Die schlimmste Seuchenkatastrophe der Geschichte


Die New York Times errechnete anhand von Durchschnittswerten aus den Jahren davor für 35 Länder die Übersterblichkeit in den Monaten März bis September/Oktober im ersten Coronapandemiejahr 2020. Dabei kam sie zum Ergebnis, dass es unter anderem in Peru mit 133, in Bolivien mit 93 und in Ecuador mit 88 Prozent eine massive Übersterblichkeit gab. Für Ungarn, Tschechien und Deutschland gibt die Zeitung die Zahl der Toten in diesem Zeitraum als „normal“ an (vgl. Der Coronatribalismus und die Übersterblichkeit).
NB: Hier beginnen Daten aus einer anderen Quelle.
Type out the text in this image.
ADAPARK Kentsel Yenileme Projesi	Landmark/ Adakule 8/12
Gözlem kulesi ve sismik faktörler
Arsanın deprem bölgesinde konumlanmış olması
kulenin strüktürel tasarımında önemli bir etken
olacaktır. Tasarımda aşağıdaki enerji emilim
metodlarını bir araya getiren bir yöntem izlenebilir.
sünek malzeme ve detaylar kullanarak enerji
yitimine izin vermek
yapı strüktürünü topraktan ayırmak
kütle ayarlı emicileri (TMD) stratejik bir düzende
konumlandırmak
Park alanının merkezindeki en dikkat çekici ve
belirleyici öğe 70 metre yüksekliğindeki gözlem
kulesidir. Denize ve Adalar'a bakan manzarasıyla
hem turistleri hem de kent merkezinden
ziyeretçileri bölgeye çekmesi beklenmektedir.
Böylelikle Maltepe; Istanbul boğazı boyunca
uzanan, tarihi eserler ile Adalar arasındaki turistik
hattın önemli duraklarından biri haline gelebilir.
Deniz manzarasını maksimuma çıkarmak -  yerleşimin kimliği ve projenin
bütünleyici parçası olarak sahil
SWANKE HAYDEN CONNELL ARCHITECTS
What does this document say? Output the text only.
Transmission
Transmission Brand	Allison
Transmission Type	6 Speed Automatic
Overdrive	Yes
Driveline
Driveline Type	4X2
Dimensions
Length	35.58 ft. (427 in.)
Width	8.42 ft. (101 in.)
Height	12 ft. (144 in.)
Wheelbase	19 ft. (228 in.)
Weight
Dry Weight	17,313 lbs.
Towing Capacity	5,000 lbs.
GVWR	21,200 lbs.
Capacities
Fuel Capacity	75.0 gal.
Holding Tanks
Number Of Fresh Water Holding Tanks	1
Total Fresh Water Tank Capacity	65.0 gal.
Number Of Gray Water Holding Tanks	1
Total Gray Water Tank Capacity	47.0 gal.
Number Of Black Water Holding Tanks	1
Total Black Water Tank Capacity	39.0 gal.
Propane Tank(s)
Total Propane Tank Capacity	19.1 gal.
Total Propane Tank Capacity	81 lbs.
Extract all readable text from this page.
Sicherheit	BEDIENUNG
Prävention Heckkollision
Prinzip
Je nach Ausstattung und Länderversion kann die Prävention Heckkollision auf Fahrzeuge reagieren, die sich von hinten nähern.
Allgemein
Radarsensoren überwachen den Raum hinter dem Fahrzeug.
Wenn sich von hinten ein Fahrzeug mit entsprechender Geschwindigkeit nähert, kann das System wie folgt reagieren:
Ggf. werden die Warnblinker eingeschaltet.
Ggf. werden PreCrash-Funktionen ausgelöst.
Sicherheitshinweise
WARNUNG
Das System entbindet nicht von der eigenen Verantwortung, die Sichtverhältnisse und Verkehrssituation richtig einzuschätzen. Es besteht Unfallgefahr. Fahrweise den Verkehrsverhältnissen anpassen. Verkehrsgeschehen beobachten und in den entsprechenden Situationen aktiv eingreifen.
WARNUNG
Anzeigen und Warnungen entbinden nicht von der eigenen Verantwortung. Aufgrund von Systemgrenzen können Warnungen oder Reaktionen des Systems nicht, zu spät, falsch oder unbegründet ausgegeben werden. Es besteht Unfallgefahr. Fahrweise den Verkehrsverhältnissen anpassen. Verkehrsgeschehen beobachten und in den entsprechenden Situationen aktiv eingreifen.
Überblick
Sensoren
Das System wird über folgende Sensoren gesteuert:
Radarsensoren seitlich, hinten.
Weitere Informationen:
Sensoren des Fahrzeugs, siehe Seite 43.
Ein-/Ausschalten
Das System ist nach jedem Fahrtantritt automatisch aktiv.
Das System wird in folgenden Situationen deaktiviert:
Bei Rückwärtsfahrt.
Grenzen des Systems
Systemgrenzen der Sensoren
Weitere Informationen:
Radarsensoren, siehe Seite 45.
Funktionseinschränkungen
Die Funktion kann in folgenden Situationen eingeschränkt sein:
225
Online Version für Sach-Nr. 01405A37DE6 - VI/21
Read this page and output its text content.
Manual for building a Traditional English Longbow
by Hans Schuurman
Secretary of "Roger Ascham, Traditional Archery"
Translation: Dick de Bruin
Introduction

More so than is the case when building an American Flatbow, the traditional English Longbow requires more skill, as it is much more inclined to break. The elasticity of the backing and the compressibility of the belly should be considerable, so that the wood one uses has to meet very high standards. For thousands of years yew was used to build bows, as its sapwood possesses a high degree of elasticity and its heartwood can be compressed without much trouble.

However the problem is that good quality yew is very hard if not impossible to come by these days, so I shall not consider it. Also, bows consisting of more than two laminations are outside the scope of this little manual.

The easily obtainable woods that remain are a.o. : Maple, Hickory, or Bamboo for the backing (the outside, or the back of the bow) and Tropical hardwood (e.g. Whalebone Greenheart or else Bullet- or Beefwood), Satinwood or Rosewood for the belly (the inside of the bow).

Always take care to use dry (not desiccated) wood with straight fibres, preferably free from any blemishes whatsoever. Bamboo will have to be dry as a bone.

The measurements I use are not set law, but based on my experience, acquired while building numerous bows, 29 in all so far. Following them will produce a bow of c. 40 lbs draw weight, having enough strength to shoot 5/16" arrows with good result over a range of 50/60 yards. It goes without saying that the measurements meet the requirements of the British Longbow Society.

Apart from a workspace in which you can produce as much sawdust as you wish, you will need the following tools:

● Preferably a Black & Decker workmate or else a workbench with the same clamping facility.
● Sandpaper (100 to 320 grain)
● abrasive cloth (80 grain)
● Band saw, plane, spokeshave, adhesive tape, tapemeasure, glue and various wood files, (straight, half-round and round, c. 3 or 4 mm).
Peter Mühlbauer | TELEPOLIS

Zeichnungen aztekischer Pockenkranker aus dem 16. Jahrhundert

Gruppen unter den Indigenas, die ganz allgemein anfälliger für Viren sind als andere Menschen

Warum die Übersterblichkeit gerade in den drei oben genannten südamerikanischen Ländern so hoch ist, ist noch unklar. Gemeinsam ist ihnen auf jeden Fall, dass in ihnen der indigene Bevölkerungsanteil höher ist als in anderen lateinamerikanischen Staaten: In Bolivien liegt er bei gut 50, in Peru bei 47 Prozent und in Ecuador an der Sprache gemessen bei sieben und genetisch gemessen bei 59,6 Prozent. Eine genetisch bedingt höhere Anfälligkeit für Sars-CoV-2-Viren wurde bislang aber nicht bei den dort vertretenen Haplogruppen postuliert, sondern bei der besonders in Irland und anderen Teilen Westeuropas häufigen Haplogruppe R1b.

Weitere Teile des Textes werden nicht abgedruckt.